Les gaz bleus sont aussi présents dans le roman de Stocker, et intriguent Jonathan Harker qui les aperçoit depuis la diligence qui l'emmène au château du comte Dracula : « Tout à coup, assez loin sur notre gauche, j'aperçue une petite flamme bleue qui vacillait. »
On retrouve dans le delta du Mississippi, tout un bestiaire dont les caractéristiques ont influencé l'essence et l'apparence du vampire au fil du temps. La Louisiane foisonne de serpents mortels, aux deux longs crocs rétractiles : serpents d'eau immenses, mocassins venimeux, têtes de cuivre, serpents-colliers qui se fondent dans le décor, serpents-corails à l'oeil de chat, ou encore serpents à sonnette (notons que le serpent est présent dans le générique de True Blood). Autant dire que les Louisianais ne craignent pas que la morsure des non-morts !

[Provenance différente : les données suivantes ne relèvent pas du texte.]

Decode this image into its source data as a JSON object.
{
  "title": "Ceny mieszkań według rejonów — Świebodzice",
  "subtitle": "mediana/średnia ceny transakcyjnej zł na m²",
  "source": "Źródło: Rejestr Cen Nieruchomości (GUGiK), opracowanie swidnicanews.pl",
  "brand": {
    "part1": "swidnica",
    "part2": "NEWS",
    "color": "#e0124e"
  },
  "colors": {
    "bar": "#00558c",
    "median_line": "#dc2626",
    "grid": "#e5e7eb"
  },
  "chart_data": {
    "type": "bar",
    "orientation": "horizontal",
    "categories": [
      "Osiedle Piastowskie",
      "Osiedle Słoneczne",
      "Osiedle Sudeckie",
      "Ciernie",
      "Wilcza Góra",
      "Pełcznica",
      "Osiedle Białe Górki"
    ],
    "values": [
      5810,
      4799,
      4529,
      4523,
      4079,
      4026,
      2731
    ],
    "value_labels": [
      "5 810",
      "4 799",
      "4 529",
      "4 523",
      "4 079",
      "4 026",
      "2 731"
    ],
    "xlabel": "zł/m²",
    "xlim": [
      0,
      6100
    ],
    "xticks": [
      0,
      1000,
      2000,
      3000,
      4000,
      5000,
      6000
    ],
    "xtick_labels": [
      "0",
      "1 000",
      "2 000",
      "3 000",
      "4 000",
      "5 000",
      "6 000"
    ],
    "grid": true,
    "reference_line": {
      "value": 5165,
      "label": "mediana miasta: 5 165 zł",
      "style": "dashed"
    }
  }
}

Plus meurtriers encore sont les alligators aux mâchoires broyeuses qui hantent les marais, que l'on peut confondre avec des troncs d'arbres, à demi immergés lorsqu'ils somnolent vautrés dans la vase. On peut donc en déduire que cette armée de prédateurs mortels facilitent eux aussi la présence du vampire dans l'inconscient collectif. Les premières formes vampiriques représentaient généralement le vampire en tant que femme/serpent, c'est le cas de la Lamia de Keats ou de la Geraldine de Coleridge . Dans Entretien avec un vampire, la petite vampire Claudia exploite les ressources meurtrières de la Louisiane, puisqu'elle se débarrasse du cadavre de Lestat en le donnant à manger à ses confrères mangeurs d'homme, les alligators. Il s'avèrera que les vampires sont plus dangereux encore que les alligators, puisque Lestat survit en s'abreuvant à la gorge des puissants reptiles.
Mais la principale plaie de la Louisiane est un petit suceur de sang : parcourant le delta un siècle et demi après les premiers colons français, le géographe Elisée Reclus se plaint d'une certaine variété de moustiques particulièrement désagréable : "Le fléau, la calamité, la malédiction de la Louisiane, ce qui change parfois la vie en martyre de tous les instants, c'est un petit insecte, le maringouin. Rien ne le tue, ni les pluies, ni les sécheresses, ni la chaleur de l'été, ni le froid de l'hiver ; le jour, on le voit partout volant par essaims ; la nuit, on entend sans relâche le bourdonnement importun de ses ailes ; il s'insinue à travers les fentes les plus étroites, il pénètre sous les voiles les plus épais, et se précipite sur sa victime…" Difficile, lorsque l'on entend une description semblable, de ne pas penser à un vampire miniature.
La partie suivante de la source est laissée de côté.